A emergência do movimento queer não se deve apenas a questões políticas ou de teorização gay e lésbica. As condições de seu surgimento precisam ser vistas em um campo mais amplo do pós-estruturalismo, uma vez que a teoria queer pode vincular-se «às vertentes do pensamento ocidental contemporâneo» (Louro, 2008, p.40) que no século xx trataram de questões sobre o sujeito, a identidade e a identificação. As teorizações que questionaram a racionalidade e a construção discursiva das sexualidades, evidenciada por Foucault, tornam-se essenciais para a teoria queer. Por suas bases teóricas, os estudos queer apontam para o pós-estruturalismo, em uma perspectiva que almeja solapar os binarismos presentes na sociedade ocidental.

Dessa forma, um processo desconstrutivo demonstraria a mútua relação e constituição dos opostos, questionando os processos que instituiu a heterossexualidade como norma e a concebeu como «natural». Os teóricos queer propõem uma política pós-identitária que teria como alvo não as vidas e o futuro dos homoafetivos, mas a crítica à oposição heterossexual/homossexual, que para eles constitui-se como a categoria central que direciona as práticas sociais, o conhecimento e as relações entre as pessoas.

Para tanto, devemos mudar as estratégias de análise e adotar uma perspectiva epistemológica que se volte «para a cultura, para as estruturas linguísticas e discursivas e para seus contextos institucionais» (Louro, 2008, p.60). Essa teoria não se preocupa tanto em tratar sobre a repressão da minoria homoafetiva, prende-se mais em analisar o par homossexualidade/heterossexualidade como um regime de poder e saber que controla os desejos e os comportamentos.

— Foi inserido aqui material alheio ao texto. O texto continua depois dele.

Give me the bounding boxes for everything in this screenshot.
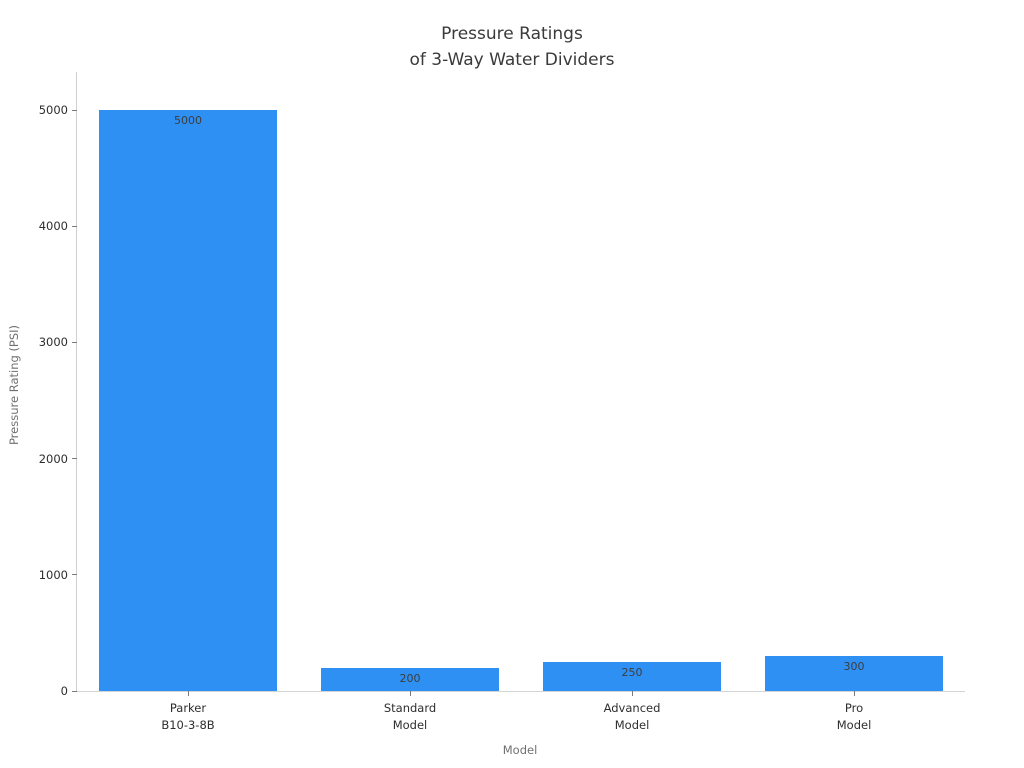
bar-value-label: 300: [843, 660, 865, 674]
bar-standard-model: 200: [321, 667, 499, 691]
y-axis-tick: [72, 341, 77, 343]
bar-value-label: 200: [399, 671, 421, 685]
y-axis-tick-label: 4000: [38, 219, 68, 234]
x-axis-title: Model: [502, 743, 538, 757]
y-axis-tick: [72, 109, 77, 111]
bar-value-label: 250: [621, 665, 643, 679]
x-axis-tick-label: Advanced Model: [603, 701, 661, 732]
chart-title: Pressure Ratings of 3-Way Water Dividers: [0, 21, 1024, 73]
y-axis-tick-label: 5000: [38, 103, 68, 117]
y-axis-tick: [72, 458, 77, 460]
plot-area: 0 1000 2000 3000 4000 5000 5000 Parker B10-3-8B…: [39, 72, 965, 732]
y-axis-tick: [72, 690, 77, 692]
bar-advanced-model: 250: [543, 661, 721, 691]
x-axis-tick: [631, 691, 633, 696]
y-axis-tick-label: 2000: [38, 451, 68, 466]
x-axis-tick: [187, 691, 189, 696]
bar-parker-b10-3-8b: 5000: [99, 110, 277, 691]
y-axis-tick-label: 1000: [38, 567, 68, 582]
x-axis-tick: [409, 691, 411, 696]
x-axis-tick: [853, 691, 855, 696]
chart-title-line-2: of 3-Way Water Dividers: [409, 50, 615, 70]
y-axis-tick-label: 3000: [38, 335, 68, 350]
chart-title-line-1: Pressure Ratings: [441, 24, 583, 44]
x-axis-tick-label: Pro Model: [836, 701, 872, 732]
x-axis-tick-label: Standard Model: [383, 701, 437, 732]
bar-value-label: 5000: [174, 114, 202, 127]
bar-pro-model: 300: [765, 656, 943, 691]
y-axis-title: Pressure Rating (PSI): [7, 324, 21, 446]
y-axis-tick: [72, 574, 77, 576]
x-axis-tick-label: Parker B10-3-8B: [161, 701, 215, 732]
y-axis-tick: [72, 225, 77, 227]
y-axis-tick-label: 0: [60, 684, 68, 698]
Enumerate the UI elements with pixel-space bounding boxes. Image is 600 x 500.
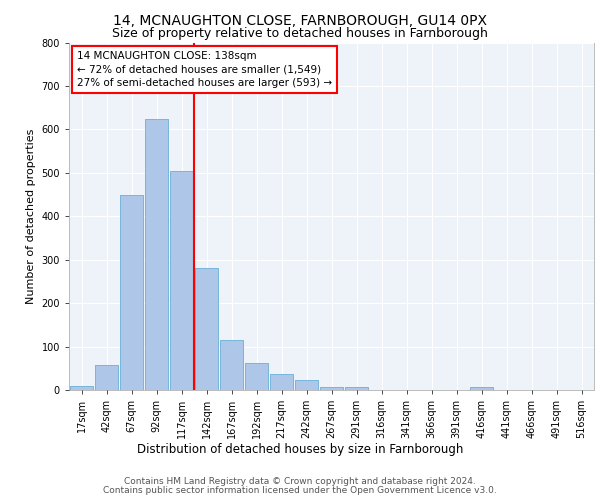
Text: Contains HM Land Registry data © Crown copyright and database right 2024.: Contains HM Land Registry data © Crown c…: [124, 477, 476, 486]
Text: Contains public sector information licensed under the Open Government Licence v3: Contains public sector information licen…: [103, 486, 497, 495]
Bar: [145, 120, 168, 390]
Text: Size of property relative to detached houses in Farnborough: Size of property relative to detached ho…: [112, 28, 488, 40]
Bar: [70, 386, 93, 390]
Bar: [320, 386, 343, 390]
Y-axis label: Number of detached properties: Number of detached properties: [26, 128, 36, 304]
Bar: [470, 388, 493, 390]
Text: 14, MCNAUGHTON CLOSE, FARNBOROUGH, GU14 0PX: 14, MCNAUGHTON CLOSE, FARNBOROUGH, GU14 …: [113, 14, 487, 28]
Bar: [295, 380, 318, 390]
Text: 14 MCNAUGHTON CLOSE: 138sqm
← 72% of detached houses are smaller (1,549)
27% of : 14 MCNAUGHTON CLOSE: 138sqm ← 72% of det…: [77, 51, 332, 88]
Bar: [345, 388, 368, 390]
Bar: [195, 268, 218, 390]
Bar: [95, 365, 118, 390]
Text: Distribution of detached houses by size in Farnborough: Distribution of detached houses by size …: [137, 442, 463, 456]
Bar: [220, 340, 243, 390]
Bar: [170, 170, 193, 390]
Bar: [120, 196, 143, 390]
Bar: [245, 363, 268, 390]
Bar: [270, 374, 293, 390]
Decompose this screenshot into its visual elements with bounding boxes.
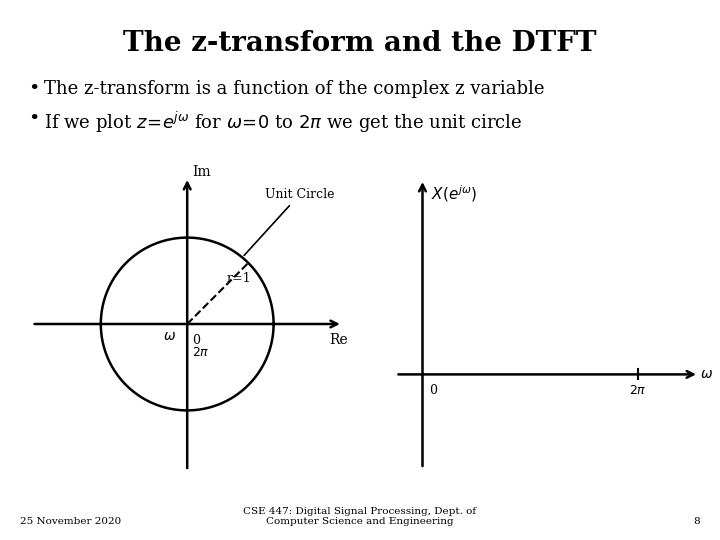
Text: •: • — [28, 110, 40, 128]
Text: •: • — [28, 80, 40, 98]
Text: Unit Circle: Unit Circle — [244, 188, 335, 255]
Text: The z-transform and the DTFT: The z-transform and the DTFT — [123, 30, 597, 57]
Text: r=1: r=1 — [226, 272, 251, 285]
Text: Im: Im — [192, 165, 211, 179]
Text: 25 November 2020: 25 November 2020 — [20, 517, 121, 526]
Text: The z-transform is a function of the complex z variable: The z-transform is a function of the com… — [44, 80, 544, 98]
Text: $\omega$: $\omega$ — [163, 328, 176, 342]
Text: If we plot $z\!=\!e^{j\omega}$ for $\omega\!=\!0$ to $2\pi$ we get the unit circ: If we plot $z\!=\!e^{j\omega}$ for $\ome… — [44, 110, 523, 135]
Text: 0: 0 — [192, 334, 200, 347]
Text: $X(e^{j\omega})$: $X(e^{j\omega})$ — [431, 183, 477, 204]
Text: $\omega$: $\omega$ — [701, 367, 714, 381]
Text: Re: Re — [329, 333, 348, 347]
Text: $2\pi$: $2\pi$ — [629, 384, 647, 397]
Text: CSE 447: Digital Signal Processing, Dept. of
Computer Science and Engineering: CSE 447: Digital Signal Processing, Dept… — [243, 507, 477, 526]
Text: 0: 0 — [429, 384, 437, 397]
Text: 8: 8 — [693, 517, 700, 526]
Text: $2\pi$: $2\pi$ — [192, 346, 210, 359]
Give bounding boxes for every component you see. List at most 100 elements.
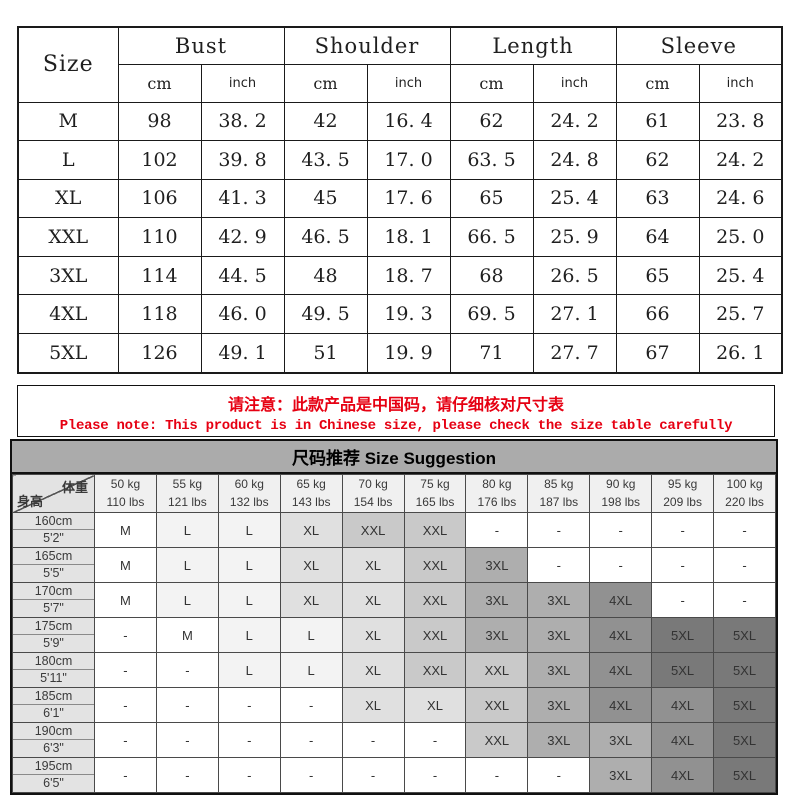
size-label: 5XL: [17, 333, 119, 374]
size-label: 3XL: [17, 255, 119, 296]
suggested-size-cell: L: [155, 512, 219, 548]
no-size-cell: -: [465, 757, 529, 793]
height-row-header: 190cm 6'3": [12, 722, 95, 758]
height-ft-label: 6'5": [43, 776, 64, 790]
unit-inch-header: inch: [532, 63, 617, 103]
measurement-value: 41. 3: [200, 178, 285, 219]
height-row-header: 160cm 5'2": [12, 512, 95, 548]
measurement-value: 17. 0: [366, 140, 451, 180]
weight-kg-label: 65 kg: [296, 477, 326, 492]
corner-weight-label: 体重: [61, 480, 88, 495]
suggested-size-cell: XXL: [403, 582, 467, 618]
suggested-size-cell: 4XL: [651, 722, 715, 758]
suggested-size-cell: 4XL: [589, 687, 653, 723]
measurement-value: 63. 5: [449, 140, 534, 180]
measurement-value: 48: [283, 255, 368, 296]
height-ft-label: 5'7": [43, 601, 64, 615]
suggested-size-cell: XL: [403, 687, 467, 723]
suggested-size-cell: XL: [279, 582, 343, 618]
no-size-cell: -: [279, 722, 343, 758]
height-ft-label: 6'1": [43, 706, 64, 720]
measurement-row: M 98 38. 2 42 16. 4 62 24. 2 61 23. 8: [17, 101, 783, 142]
measurement-value: 39. 8: [200, 140, 285, 180]
height-ft-label: 5'11": [40, 671, 67, 685]
measurement-value: 63: [615, 178, 700, 219]
measurement-value: 65: [449, 178, 534, 219]
suggestion-row: 195cm 6'5" - - - - - - - -3XL 4XL 5XL: [12, 757, 776, 793]
height-cm-label: 195cm: [13, 758, 94, 775]
measurement-value: 68: [449, 255, 534, 296]
suggested-size-cell: 5XL: [713, 757, 776, 793]
suggested-size-cell: M: [155, 617, 219, 653]
measure-group-header: Length: [449, 26, 617, 65]
measurement-value: 69. 5: [449, 294, 534, 335]
suggested-size-cell: 3XL: [527, 687, 591, 723]
weight-column-header: 85 kg 187 lbs: [527, 474, 591, 513]
suggested-size-cell: XL: [341, 687, 405, 723]
measurement-value: 62: [449, 101, 534, 142]
height-row-header: 180cm 5'11": [12, 652, 95, 688]
unit-inch-header: inch: [698, 63, 783, 103]
measurement-value: 114: [117, 255, 202, 296]
unit-inch-header: inch: [366, 63, 451, 103]
no-size-cell: -: [94, 617, 157, 653]
suggested-size-cell: XL: [279, 512, 343, 548]
weight-column-header: 90 kg 198 lbs: [589, 474, 653, 513]
measurement-value: 51: [283, 333, 368, 374]
measure-group-header: Shoulder: [283, 26, 451, 65]
suggestion-row: 190cm 6'3" - - - - - - XXL 3XL 3XL 4XL 5XL: [12, 722, 776, 758]
measurement-value: 67: [615, 333, 700, 374]
suggested-size-cell: XXL: [465, 652, 529, 688]
suggested-size-cell: XXL: [403, 652, 467, 688]
no-size-cell: -: [403, 757, 467, 793]
no-size-cell: -: [527, 512, 591, 548]
no-size-cell: -: [341, 757, 405, 793]
suggested-size-cell: XXL: [403, 617, 467, 653]
measurement-value: 25. 4: [532, 178, 617, 219]
weight-kg-label: 50 kg: [110, 477, 141, 492]
weight-lbs-label: 198 lbs: [601, 494, 641, 509]
measurement-row: XXL 110 42. 9 46. 5 18. 1 66. 5 25. 9 64 25. 0: [17, 217, 783, 257]
measurement-value: 46. 0: [200, 294, 285, 335]
suggested-size-cell: 5XL: [713, 617, 776, 653]
height-row-header: 175cm 5'9": [12, 617, 95, 653]
no-size-cell: -: [527, 757, 591, 793]
weight-lbs-label: 165 lbs: [415, 494, 455, 509]
suggested-size-cell: 4XL: [589, 617, 653, 653]
suggested-size-cell: XL: [341, 652, 405, 688]
height-cm-label: 170cm: [13, 583, 94, 600]
weight-column-header: 65 kg 143 lbs: [279, 474, 343, 513]
height-row-header: 195cm 6'5": [12, 757, 95, 793]
height-cm-label: 185cm: [13, 688, 94, 705]
suggested-size-cell: 3XL: [465, 547, 529, 583]
no-size-cell: -: [651, 582, 715, 618]
suggested-size-cell: 3XL: [527, 582, 591, 618]
weight-column-header: 60 kg 132 lbs: [217, 474, 281, 513]
measurement-value: 26. 1: [698, 333, 783, 374]
unit-cm-header: cm: [117, 63, 202, 103]
size-label: XL: [17, 178, 119, 219]
height-cm-label: 165cm: [13, 548, 94, 565]
measurement-value: 27. 1: [532, 294, 617, 335]
weight-kg-label: 60 kg: [234, 477, 264, 492]
suggestion-row: 165cm 5'5" M L L XL XL XXL 3XL - - - -: [12, 547, 776, 583]
weight-column-header: 70 kg 154 lbs: [341, 474, 405, 513]
measurement-value: 26. 5: [532, 255, 617, 296]
unit-cm-header: cm: [615, 63, 700, 103]
no-size-cell: -: [217, 722, 281, 758]
size-label: 4XL: [17, 294, 119, 335]
measurement-value: 71: [449, 333, 534, 374]
measurement-value: 61: [615, 101, 700, 142]
suggested-size-cell: 3XL: [527, 722, 591, 758]
weight-column-header: 75 kg 165 lbs: [403, 474, 467, 513]
no-size-cell: -: [94, 687, 157, 723]
measurement-value: 66: [615, 294, 700, 335]
no-size-cell: -: [651, 512, 715, 548]
measurement-value: 45: [283, 178, 368, 219]
measurement-value: 106: [117, 178, 202, 219]
suggested-size-cell: 3XL: [527, 652, 591, 688]
measurement-value: 42: [283, 101, 368, 142]
weight-lbs-label: 209 lbs: [663, 494, 702, 509]
measurement-value: 25. 7: [698, 294, 783, 335]
no-size-cell: -: [713, 582, 776, 618]
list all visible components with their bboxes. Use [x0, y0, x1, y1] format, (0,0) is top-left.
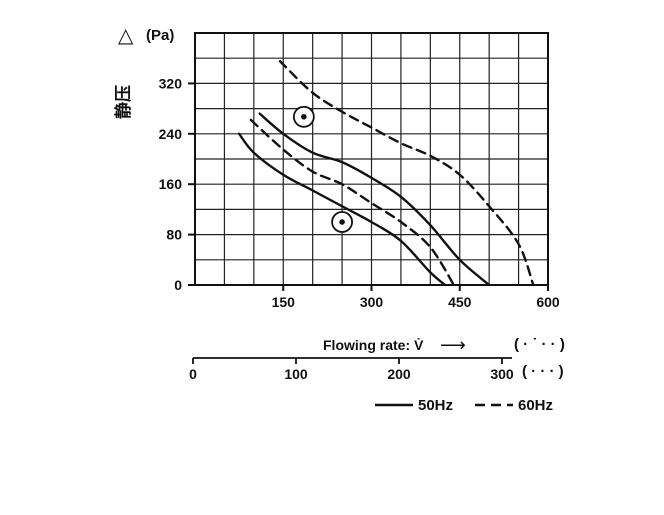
- secondary-tick-label: 200: [387, 366, 411, 382]
- marker-dot: [301, 113, 307, 120]
- marker-dot: [339, 219, 345, 225]
- y-axis-label: 静压: [113, 85, 133, 119]
- x-tick-labels: 150 300 450 600: [272, 285, 560, 310]
- series-50hz-curve-1: [237, 132, 447, 287]
- secondary-tick-label: 100: [284, 366, 308, 382]
- x-tick-label: 600: [536, 294, 560, 310]
- series-60hz-curve-2: [278, 59, 535, 287]
- legend-label-60hz: 60Hz: [518, 397, 553, 414]
- y-tick-labels: 0 80 160 240 320: [159, 75, 195, 293]
- y-tick-label: 80: [166, 227, 182, 243]
- series-layer: [237, 59, 535, 287]
- secondary-axis-unit: ( · · · ): [522, 363, 564, 380]
- x-axis-unit-primary: ( · ˙ · · ): [514, 336, 565, 353]
- x-tick-label: 450: [448, 294, 472, 310]
- x-axis-label: Flowing rate: V̇: [323, 337, 424, 353]
- x-tick-label: 150: [272, 294, 296, 310]
- series-50hz-curve-0: [258, 112, 491, 287]
- y-tick-label: 0: [174, 277, 182, 293]
- secondary-tick-label: 0: [189, 366, 197, 382]
- x-axis-arrow: ⟶: [440, 335, 466, 355]
- markers-layer: [292, 105, 353, 233]
- y-axis-unit: (Pa): [146, 27, 174, 44]
- x-tick-label: 300: [360, 294, 384, 310]
- y-tick-label: 320: [159, 75, 183, 91]
- grid-lines: [195, 33, 548, 285]
- secondary-x-axis: 0 100 200 300: [189, 357, 514, 382]
- y-tick-label: 160: [159, 176, 183, 192]
- legend: 50Hz 60Hz: [375, 397, 553, 414]
- y-axis-symbol: △: [118, 25, 134, 47]
- y-tick-label: 240: [159, 126, 183, 142]
- secondary-tick-label: 300: [490, 366, 514, 382]
- series-60hz-curve-3: [249, 118, 456, 287]
- legend-label-50hz: 50Hz: [418, 397, 453, 414]
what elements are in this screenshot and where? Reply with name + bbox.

Pensar queer é questionar e contestar as formas de conhecimento e de identidades. Uma pedagogia e um currículo queer se preocupariam com o processo que produz as diferenças e focariam a instabilidade das identidades. Nesse processo, a diferença seria vista como constitutiva do sujeito e a atenção também se voltaria para os processos que geram as diferenças e o currículo não poderia isentar-se: não bastaria «contemplar» a pluralidade da sociedade, mas atentar-se para os conflitos que permeiam as posições ocupadas pelos sujeitos. Questionar-se-ia a polarização heterossexual/homossexual e analisando a sua dependência, desestabilizaria a noção da heterossexualidade como natural e superior. Os questionamentos da teoria queer não se restringem somente ao par hetero/homossexual, mas a todo e qualquer rótulo preestabelecido que restringe, segrega e oprime as diversas identidades culturais presentes em contextos adversos. O posicionamento queer é responsável por desestabilizar conceitos, normas e preceitos arraigados, enrijecidos, ao problematizar noções de identidade, raça, etnia, gênero e sexualidade, entre outras. É um modo diferente de pensar, de olhar o outro e a diferença que lhe é intrínseca.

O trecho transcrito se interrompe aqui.